The various versions of Agile provide principles and practices that help delivery teams make better decisions and op
timise for change. Application of any one of these approaches in isolation results in failure – Agile without the supporting technical practices starts fast and gets slower and slower and continuous delivery without the appropriate organisation structures and tooling results in many sprint teams trying to get things done. When you abstract over all of these ideas, frameworks and maturity models, you find that the underlying theme is that we are trying to deal with change, and we are trying to do it in a way that is inexpensive, fast and results in sustainable outcomes for our business and our customers. We can’t apply just one approach, we have to be able to identify fragile systems, practice, culture as well as find ways to make them robust in the face of overwhelming change.
So, how does software defined infrastructure fit into this picture? What does it have to do with being robust? Quite simply, the more places within the system or delivery process that involves manual intervention, the more fragile things are. In order for engineers to implement continuous delivery, they have to automate the entire stack, and it all has to be in version control and codified in some way. Codification allows both humans and machines to interpret artefacts and this allows us to main artefacts simple to maintain over time (automated tests, analysis, etc.). Infrastructure such as networks, servers, storage are simply resources to be managed by automated processes, processes which can then be made robust in the face of change.
What about some of the tangible benefits we’ve seen? Well, let me be clear that we are still in an early stage of this journey, only two years now, but already we are seeing very tangible benefits. Firstly our operational expenditure has decreased quite significantly, not in an absolute sense (we are growing by more than 60% annually), but our unit costs have seen a marked decrease. Secondly, our developer experience has significantly improved from when we started the journey. This has many indirect benefits, the greatest of which is attracting and retaining the right talent within our business. Finally, we have experienced great reductions in operational complexity which has been vital given the rate that we add new functionality onto our platforms.

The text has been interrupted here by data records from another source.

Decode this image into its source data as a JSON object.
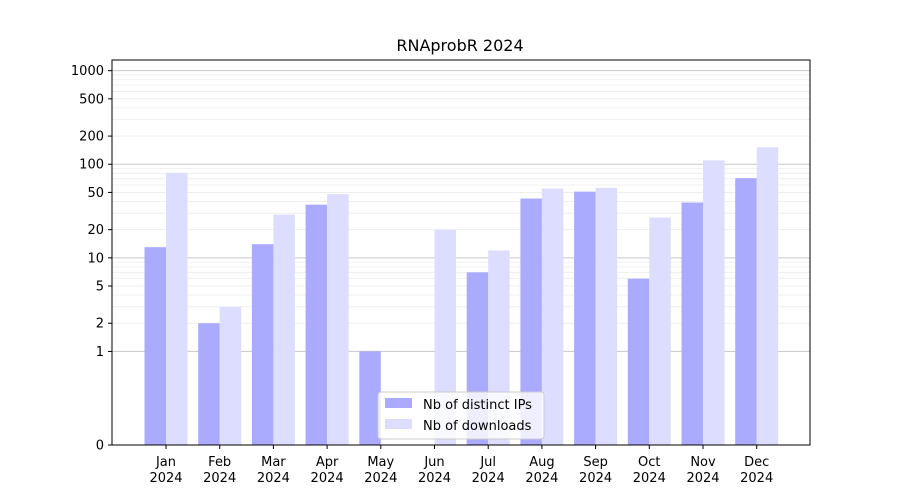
{
  "chart_data": {
    "type": "bar",
    "title": "RNAprobR 2024",
    "xlabel": "",
    "ylabel": "",
    "yscale": "symlog",
    "ylim": [
      0,
      1300
    ],
    "yticks": [
      0,
      1,
      2,
      5,
      10,
      20,
      50,
      100,
      200,
      500,
      1000
    ],
    "grid": true,
    "legend_position": "bottom-center",
    "categories": [
      [
        "Jan",
        "2024"
      ],
      [
        "Feb",
        "2024"
      ],
      [
        "Mar",
        "2024"
      ],
      [
        "Apr",
        "2024"
      ],
      [
        "May",
        "2024"
      ],
      [
        "Jun",
        "2024"
      ],
      [
        "Jul",
        "2024"
      ],
      [
        "Aug",
        "2024"
      ],
      [
        "Sep",
        "2024"
      ],
      [
        "Oct",
        "2024"
      ],
      [
        "Nov",
        "2024"
      ],
      [
        "Dec",
        "2024"
      ]
    ],
    "series": [
      {
        "name": "Nb of distinct IPs",
        "color": "#aaaaff",
        "values": [
          13,
          2,
          14,
          37,
          1,
          0,
          7,
          43,
          51,
          6,
          39,
          71
        ]
      },
      {
        "name": "Nb of downloads",
        "color": "#ddddff",
        "values": [
          81,
          3,
          29,
          48,
          0,
          20,
          12,
          55,
          56,
          27,
          110,
          152
        ]
      }
    ]
  }
}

The greatest benefits however have yet to be proven, but we continue to focus on our numbers. We expect further reductions in per unit costs, and even better developer experiences, but most importantly we expect our cost of changing our systems to greatly reduce over time and we also expect to see the rate at which we deliver change to significantly increase and importantly, keep accelerating. This will enable us to support our business to experiment, learn and ship those learnings rapidly while maintaining the world class availability and security that is expected of a bank.